No, not in the everyday sense. Fire requires oxygen, and the Sun has very little free oxygen available for combustion. Instead, the Sun produces energy through nuclear fusion in its core, where hydrogen atoms fuse together to form helium under enormous pressure and temperature. The fusion releases energy, which gradually works its way to the surface and radiates out into space as light and heat. The Sun's glow is the result of plasma at thousands of degrees, not chemical combustion.
What is plasma?
The fourth state of matter, after solid, liquid, and gas. Plasma is what happens when a gas gets hot enough that its atoms lose their electrons, leaving a soup of ions and free electrons. The Sun's intense heat (10,000°F at the surface, millions of degrees deeper down) keeps virtually all of its material in plasma state. The plasma is electrically conductive, which is why the Sun has powerful magnetic fields and produces phenomena like sunspots, solar flares, and the solar wind. Plasma is actually the most common state of matter in the universe.
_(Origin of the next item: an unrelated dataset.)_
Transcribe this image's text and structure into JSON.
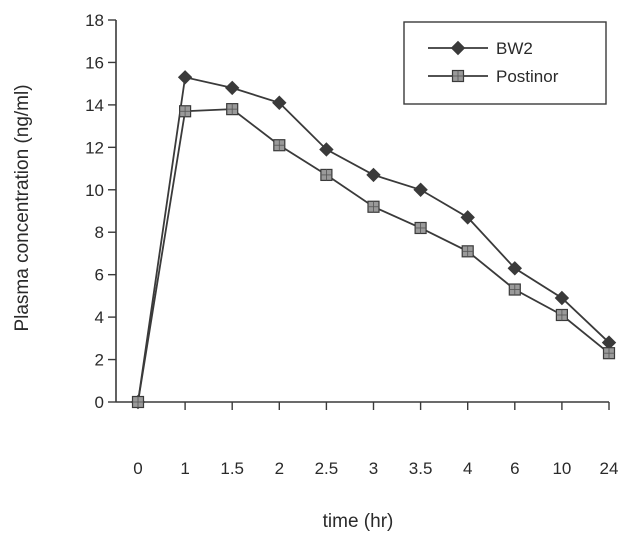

How does the Sun make energy?
Through nuclear fusion. In the Sun's core, the temperature is about 27 million°F and the pressure is about 250 billion times Earth's atmosphere. Under these extreme conditions, hydrogen atoms fuse together to form helium, releasing energy in the process. The Sun fuses about 600 million tons of hydrogen into helium every second. About 4 million tons of mass is converted directly into energy each second, following Einstein's equation E=mc². The energy produced in the core takes hundreds of thousands of years to make its way to the surface.
The Sun is about 74 percent hydrogen and 24 percent helium, with trace heavier elements. It's a ball of plasma, not a burning ball of gas; the energy comes from nuclear fusion at the core, not combustion. The Sun fuses 600 million tons of hydrogen every second, converting some of that mass directly into energy. The fusion will continue for about another 5 billion years before the Sun runs low on core hydrogen.